大正5年、塩で建った二階建て

松賀屋主屋は、香川県三豊市仁尾町にある大正5年(1916年)建築の木造二階建住宅で、令和4年(2022年)10月31日に国の登録有形文化財(建造物)に登録された。約2,770平方メートルの敷地の中心に建ち、屋号を松賀屋と称した塩田忠左衛門家の店舗兼住宅である。

塩田家はもともと仁尾で醤油と茶を商った。そこから海運へ、さらに製塩へと手を広げ、町に富をもたらしている。仁尾は瀬戸内海に面した西向きの浜で、日照時間が長く遠浅の砂浜が続く。塩をつくるには好条件だった。文化庁のデータベースは、この建物を「仁尾塩田を開いた商家の店舗兼住宅」と記す。

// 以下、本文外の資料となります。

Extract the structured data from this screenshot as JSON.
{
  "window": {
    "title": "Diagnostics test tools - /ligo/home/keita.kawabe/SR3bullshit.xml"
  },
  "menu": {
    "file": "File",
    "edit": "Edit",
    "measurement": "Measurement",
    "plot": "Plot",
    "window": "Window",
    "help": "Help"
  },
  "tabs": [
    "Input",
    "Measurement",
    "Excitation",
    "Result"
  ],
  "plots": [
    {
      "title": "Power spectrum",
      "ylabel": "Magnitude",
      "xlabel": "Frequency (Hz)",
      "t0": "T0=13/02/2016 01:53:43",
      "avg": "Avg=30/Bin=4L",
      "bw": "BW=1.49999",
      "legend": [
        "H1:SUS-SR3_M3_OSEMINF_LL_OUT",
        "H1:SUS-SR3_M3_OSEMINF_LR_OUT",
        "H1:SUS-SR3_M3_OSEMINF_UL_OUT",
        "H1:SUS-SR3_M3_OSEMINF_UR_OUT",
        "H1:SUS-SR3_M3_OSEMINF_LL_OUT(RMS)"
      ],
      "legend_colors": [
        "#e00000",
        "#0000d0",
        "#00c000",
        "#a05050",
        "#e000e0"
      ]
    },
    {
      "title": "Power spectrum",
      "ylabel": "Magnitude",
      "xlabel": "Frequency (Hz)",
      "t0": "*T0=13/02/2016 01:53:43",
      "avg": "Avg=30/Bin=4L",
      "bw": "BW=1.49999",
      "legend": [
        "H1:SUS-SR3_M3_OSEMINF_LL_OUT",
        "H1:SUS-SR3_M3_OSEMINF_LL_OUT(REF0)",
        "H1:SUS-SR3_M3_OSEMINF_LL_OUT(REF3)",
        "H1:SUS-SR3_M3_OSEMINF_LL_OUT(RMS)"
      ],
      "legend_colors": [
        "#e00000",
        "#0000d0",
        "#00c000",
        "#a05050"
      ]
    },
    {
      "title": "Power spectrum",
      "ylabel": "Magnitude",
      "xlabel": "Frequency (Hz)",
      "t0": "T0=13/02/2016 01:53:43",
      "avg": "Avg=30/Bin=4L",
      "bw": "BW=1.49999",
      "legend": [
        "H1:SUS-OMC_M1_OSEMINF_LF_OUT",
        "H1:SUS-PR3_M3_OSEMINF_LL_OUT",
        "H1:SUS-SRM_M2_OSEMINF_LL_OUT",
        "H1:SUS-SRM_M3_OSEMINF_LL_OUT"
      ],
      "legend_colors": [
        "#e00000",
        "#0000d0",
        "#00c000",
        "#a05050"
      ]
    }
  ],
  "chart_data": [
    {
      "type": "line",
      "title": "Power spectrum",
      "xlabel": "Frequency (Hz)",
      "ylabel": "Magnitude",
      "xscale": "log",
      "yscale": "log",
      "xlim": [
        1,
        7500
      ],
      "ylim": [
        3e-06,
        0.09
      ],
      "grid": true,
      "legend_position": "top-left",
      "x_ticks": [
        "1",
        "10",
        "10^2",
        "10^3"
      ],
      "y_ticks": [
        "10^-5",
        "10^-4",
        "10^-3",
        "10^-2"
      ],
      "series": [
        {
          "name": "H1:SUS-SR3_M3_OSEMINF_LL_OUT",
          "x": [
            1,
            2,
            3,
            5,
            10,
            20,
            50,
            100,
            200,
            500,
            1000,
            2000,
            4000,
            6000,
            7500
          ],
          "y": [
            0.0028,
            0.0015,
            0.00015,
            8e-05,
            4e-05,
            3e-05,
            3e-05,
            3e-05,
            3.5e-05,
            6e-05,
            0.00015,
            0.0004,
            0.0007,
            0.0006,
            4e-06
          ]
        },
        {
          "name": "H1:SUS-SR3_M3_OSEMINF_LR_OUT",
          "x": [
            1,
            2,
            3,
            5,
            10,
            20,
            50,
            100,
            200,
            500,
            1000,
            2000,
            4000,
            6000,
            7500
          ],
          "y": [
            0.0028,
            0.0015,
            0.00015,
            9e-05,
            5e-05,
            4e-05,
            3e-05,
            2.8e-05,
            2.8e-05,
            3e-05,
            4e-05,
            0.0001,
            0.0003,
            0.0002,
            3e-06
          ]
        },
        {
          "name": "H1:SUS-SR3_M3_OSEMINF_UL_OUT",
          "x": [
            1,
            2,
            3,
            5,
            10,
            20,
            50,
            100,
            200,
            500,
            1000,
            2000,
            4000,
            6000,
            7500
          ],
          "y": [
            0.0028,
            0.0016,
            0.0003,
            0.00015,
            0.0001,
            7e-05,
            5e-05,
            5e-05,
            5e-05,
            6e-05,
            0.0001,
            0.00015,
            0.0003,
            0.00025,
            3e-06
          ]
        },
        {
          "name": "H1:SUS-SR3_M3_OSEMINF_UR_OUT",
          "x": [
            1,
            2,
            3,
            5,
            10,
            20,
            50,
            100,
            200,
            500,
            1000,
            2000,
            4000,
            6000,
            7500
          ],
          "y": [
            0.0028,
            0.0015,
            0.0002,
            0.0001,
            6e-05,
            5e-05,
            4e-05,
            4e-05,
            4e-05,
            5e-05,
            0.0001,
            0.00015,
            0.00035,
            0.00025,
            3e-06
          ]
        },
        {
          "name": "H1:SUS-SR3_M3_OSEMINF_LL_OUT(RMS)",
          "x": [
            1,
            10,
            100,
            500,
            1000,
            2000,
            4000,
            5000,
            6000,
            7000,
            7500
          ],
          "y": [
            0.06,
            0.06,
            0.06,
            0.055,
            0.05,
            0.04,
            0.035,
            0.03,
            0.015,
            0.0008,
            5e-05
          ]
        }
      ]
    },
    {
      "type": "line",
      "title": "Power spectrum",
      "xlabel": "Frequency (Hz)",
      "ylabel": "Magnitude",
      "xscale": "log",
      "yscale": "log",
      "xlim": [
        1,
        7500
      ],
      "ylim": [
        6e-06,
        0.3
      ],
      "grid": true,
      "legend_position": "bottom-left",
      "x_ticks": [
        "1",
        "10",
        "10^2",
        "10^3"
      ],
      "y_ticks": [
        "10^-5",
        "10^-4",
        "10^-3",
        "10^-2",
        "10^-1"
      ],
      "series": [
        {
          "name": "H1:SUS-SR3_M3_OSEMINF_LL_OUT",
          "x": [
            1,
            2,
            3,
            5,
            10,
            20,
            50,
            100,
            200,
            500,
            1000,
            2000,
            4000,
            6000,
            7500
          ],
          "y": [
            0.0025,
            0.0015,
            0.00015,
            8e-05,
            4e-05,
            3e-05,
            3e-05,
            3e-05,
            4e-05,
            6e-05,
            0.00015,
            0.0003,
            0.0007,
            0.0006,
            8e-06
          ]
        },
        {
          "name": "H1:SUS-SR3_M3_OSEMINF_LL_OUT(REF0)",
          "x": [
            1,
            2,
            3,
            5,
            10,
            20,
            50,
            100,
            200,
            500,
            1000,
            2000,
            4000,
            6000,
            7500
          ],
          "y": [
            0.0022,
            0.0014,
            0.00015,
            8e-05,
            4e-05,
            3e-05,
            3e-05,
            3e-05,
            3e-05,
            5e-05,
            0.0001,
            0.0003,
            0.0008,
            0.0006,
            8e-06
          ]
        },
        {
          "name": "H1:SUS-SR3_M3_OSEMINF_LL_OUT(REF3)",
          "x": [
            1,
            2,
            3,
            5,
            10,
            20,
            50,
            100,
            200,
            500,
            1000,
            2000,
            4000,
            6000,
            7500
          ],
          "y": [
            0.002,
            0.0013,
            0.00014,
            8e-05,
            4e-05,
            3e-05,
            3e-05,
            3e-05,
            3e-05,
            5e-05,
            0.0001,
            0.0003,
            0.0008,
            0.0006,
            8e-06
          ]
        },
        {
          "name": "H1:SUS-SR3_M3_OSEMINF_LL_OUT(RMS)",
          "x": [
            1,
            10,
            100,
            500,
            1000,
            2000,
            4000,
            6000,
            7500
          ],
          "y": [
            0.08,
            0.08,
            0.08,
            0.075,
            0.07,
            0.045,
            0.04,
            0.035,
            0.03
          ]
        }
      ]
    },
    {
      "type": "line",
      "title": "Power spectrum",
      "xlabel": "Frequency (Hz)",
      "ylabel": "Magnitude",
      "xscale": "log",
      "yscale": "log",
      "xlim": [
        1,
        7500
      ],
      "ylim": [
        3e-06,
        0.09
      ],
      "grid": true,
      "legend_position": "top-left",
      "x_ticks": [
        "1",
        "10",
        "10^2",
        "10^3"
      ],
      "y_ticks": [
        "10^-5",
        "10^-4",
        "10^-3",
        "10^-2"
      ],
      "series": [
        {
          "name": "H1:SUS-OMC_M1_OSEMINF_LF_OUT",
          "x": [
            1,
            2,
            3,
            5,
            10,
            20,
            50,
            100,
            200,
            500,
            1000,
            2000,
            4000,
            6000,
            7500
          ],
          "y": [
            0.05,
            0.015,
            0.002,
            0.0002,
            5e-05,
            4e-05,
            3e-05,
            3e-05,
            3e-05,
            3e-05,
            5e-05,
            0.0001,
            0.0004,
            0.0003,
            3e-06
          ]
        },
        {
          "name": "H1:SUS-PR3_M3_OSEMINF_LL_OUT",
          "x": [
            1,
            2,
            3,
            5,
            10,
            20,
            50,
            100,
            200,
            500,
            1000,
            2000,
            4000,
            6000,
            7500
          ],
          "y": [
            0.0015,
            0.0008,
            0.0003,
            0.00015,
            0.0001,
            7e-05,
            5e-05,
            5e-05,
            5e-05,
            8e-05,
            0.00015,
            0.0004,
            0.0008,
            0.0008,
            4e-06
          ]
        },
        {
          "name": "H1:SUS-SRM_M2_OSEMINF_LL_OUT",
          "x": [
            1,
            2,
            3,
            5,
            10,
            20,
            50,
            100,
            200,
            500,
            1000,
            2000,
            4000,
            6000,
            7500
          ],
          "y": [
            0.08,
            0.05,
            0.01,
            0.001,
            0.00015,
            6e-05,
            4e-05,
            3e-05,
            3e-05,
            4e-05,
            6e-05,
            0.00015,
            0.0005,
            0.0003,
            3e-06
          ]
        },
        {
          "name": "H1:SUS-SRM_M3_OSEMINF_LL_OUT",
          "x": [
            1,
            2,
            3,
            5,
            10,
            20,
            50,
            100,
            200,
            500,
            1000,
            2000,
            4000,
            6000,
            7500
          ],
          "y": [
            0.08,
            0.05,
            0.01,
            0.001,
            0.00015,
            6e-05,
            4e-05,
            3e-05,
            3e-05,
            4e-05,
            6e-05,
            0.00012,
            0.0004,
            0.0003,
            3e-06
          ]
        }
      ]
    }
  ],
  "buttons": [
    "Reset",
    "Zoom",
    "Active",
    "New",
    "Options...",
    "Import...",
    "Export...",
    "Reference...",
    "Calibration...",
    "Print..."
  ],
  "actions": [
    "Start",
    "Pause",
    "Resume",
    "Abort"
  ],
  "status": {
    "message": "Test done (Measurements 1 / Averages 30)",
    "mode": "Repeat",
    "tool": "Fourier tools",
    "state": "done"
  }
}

建築費を出したのは塩である。棟梁を選んだのも塩だった。

三豊市の記録によれば、この普請を率いた棟梁は宮大工だったという。社寺の造作にたずさわる職人が、寝起きし、食事をし、商いをする建物を手がけた。その経歴は建物のあちこちに顔を出す。

登録の理由と「造形の規範」

登録有形文化財の制度は平成8年(1996年)に始まった。重要文化財の指定と違い、所有者が使い方や改修について広い裁量を保ったまま、保存への配慮と引きかえに国から助言や一定の支援を受ける仕組みである。登録基準は三つあり、いずれか一つに当てはまればよい。

松賀屋主屋が該当したのは第一の基準、「造形の規範となっているもの」だった。登録番号は37-0466、第103回登録にあたる。同じ敷地に建つ玄関棟と土蔵も同日に登録されたが、こちらは「国土の歴史的景観に寄与しているもの」という別の基準による。

一つの屋敷から三件。基準の違いは、それぞれの建物が担ってきた役割の違いをそのまま映している。主屋は造作の質で、玄関棟と土蔵は町並みへの現れ方で評価された。

中心に階段を据えた平面

建築面積は約190平方メートル。屋根は入母屋造で、本瓦葺きが載る。寺院や、それを葺けるだけの財力を持つ町家に使われた重い瓦である。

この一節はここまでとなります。